Все воскресенье мы провели в Выручай комнате, даже на перекусы не выбирались — все, что надо, приносил Кикимер. Пришлось напоить ее укрепляющим зельем, а то Ромильда в буквальном смысле с ног валилась. Так же я влил в нее противозачаточное, сам понимаешь, стать папашкой в семнадцать мне не улыбается. Вообще странно это, ощущаю я себя на все семнадцать, но мне шестнадцать. Как найти золотую середину? Или просто смириться, что по закону я все еще несовершеннолетний, хоть и полностью дееспособный. Мерлин, как же все сложно в этом мире! Порой мне кажется, что своей жизнью я не распоряжаюсь. А может и не кажется. Что если так будет и дальше? Не хочу…
В понедельник я прошествовал по всему замку, прижимая к себе свою девушку. Подумать только! У меня есть девушка… Мы заранее обговорили детали, и постановили, что о наших постельных делах никто не узнает, так как это не выгодно ни мне, ни ей. Так же я обязался дарить ей подарки и оказывать знаки внимания на публике, но не целовать в засос, а то пошло получится. Времени на свидания у меня не было, и мы виделись в основном во время трапез в Большом зале и по воскресеньям. Иногда вместе делали уроки в библиотеке или гостиной. Мы практически не разговаривали, а если и говорили, то больше об учебе. Хорошие отметки стали одним из условий наших отношений. Хочешь быть девушкой избранного — соответствуй! Общих увлечений у нас не было, так что, если бы не физиологические потребности, я бы бросил ее уже через пару дней. Ромильда оказалась пустышкой.
Несколько раз мы трахались на Астрономической башне под мантией-невидимкой. Во второй раз нас чуть не застукал Снейп. Прикольно было кончать в нее, пока профессор освещает темные углы люмусом в поисках нарушителей. Хорошо хоть заглушки наложил от греха подальше, а то громкое дыхание и хлюпающие звуки выдали бы наше местоположение. А так все обошлось, только попа подмерзла из-за сквозняка.
Нас повсюду сопровождали заинтересованные взгляды. За спинами слышались шепотки. В «Ведьмополитене» даже появилась заметка о том, что Избранный обзавелся подружкой в лице юной полукровки Ромильды Вейн. Даже фотку напечатали, снятую из-за угла. Долбанные братья Криви! Ничего ведь не докажешь, но на камеру я наложил заклинание, так что все фотки отныне будут порченые.

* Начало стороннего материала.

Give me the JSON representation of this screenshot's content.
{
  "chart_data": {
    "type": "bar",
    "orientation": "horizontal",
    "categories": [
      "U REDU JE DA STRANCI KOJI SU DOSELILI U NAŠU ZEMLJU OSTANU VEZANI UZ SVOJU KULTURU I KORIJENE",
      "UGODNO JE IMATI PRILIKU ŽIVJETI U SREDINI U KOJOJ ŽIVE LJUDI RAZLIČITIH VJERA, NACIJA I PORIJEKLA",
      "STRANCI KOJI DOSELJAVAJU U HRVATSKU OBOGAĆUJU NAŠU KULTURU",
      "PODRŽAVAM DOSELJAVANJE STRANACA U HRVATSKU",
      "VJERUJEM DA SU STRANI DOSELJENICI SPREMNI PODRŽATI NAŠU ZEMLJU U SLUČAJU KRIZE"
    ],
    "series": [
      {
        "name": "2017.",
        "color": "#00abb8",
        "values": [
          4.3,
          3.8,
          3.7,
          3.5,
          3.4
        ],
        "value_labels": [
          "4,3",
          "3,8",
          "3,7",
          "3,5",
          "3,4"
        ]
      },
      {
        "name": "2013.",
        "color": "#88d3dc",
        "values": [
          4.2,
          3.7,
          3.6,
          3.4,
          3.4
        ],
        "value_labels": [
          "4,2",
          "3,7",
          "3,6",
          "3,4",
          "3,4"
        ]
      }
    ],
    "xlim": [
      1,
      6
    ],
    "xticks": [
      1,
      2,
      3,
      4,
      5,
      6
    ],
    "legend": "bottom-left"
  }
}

Эмили на мою новую пассию отреагировала чисто философски — у парня должна быть собственная подружка, надо же как-то самоутверждаться, да и разнообразие хоть какое-то. Ярослав виду не подал, но в глазах порой читался упрек. Ромильду он игнорировал, общаясь за столом в основном с Гермионой и Роном. За мной он так же продолжал ходить повсюду, садился рядом на каждом уроке, но явно был обижен и показательно отстранен. За прошедшую неделю мы ни разу не прикоснулись друг к другу, даже когда я сорвался и вновь рыдал в туалете. Обычно он обнимал меня, позволяя выплакаться, сейчас же он просто стоит рядом и сторожит, чтобы никто не увидел. Можно сказать, что он стал играть роль обычного телохранителя, а я было подумал, что мы стали друзьями.
В четверг мне приснился неприятный сон. Самое печальное, что снилась мне моя работа, которую я выполнял с удовольствием, пока не снял мешок с головы только что освежеванного мной человека. Это был Сириус. Я проснулся в холодном поту. Даже скорее очнулся, потому что пробуждением это было сложно назвать. Настроение упало еще ниже, сил играть на публику не хватало, так что каждый второй посчитал необходимым в тот день спросить как мое самочувствие. Гнев. Секс. Истерика. Сон, плавно перетекающий в очередной кошмар. Эмили сжалилась и навела на меня иллюзию, так что я сидел и не отсвечивал, а все просто видели, что я страшно озабочен учебой и разработкой стратегии для команды. Но никто не видел впечатляющих черных кругов под моими глазами и трясущихся рук.
От Николаса пришло письмо. Пока моя психика не стабилизируется, меня отстранили от выполнения заданий и особых тренировок. Эмили стала пропадать из замка, как и Ярослав. Похоже что на их плечи пало мое бремя. На исходе второй недели я буквально выл от одиночества. Казалось бы, что мне еще надо, у меня ведь есть все! Но нет, я чувствовал как внутри меня разрастается пустота. Наступала апатия. Даже Снейп не вызывал того первобытного гнева, что обычно я чувствовал, глядя на его физиономию. Все чаще я просто забивался в угол ближайшей каморки или туалета и рыдал. Я столько даже в детстве не плакал, но ничего не мог с собой поделать, меня словно прорвало.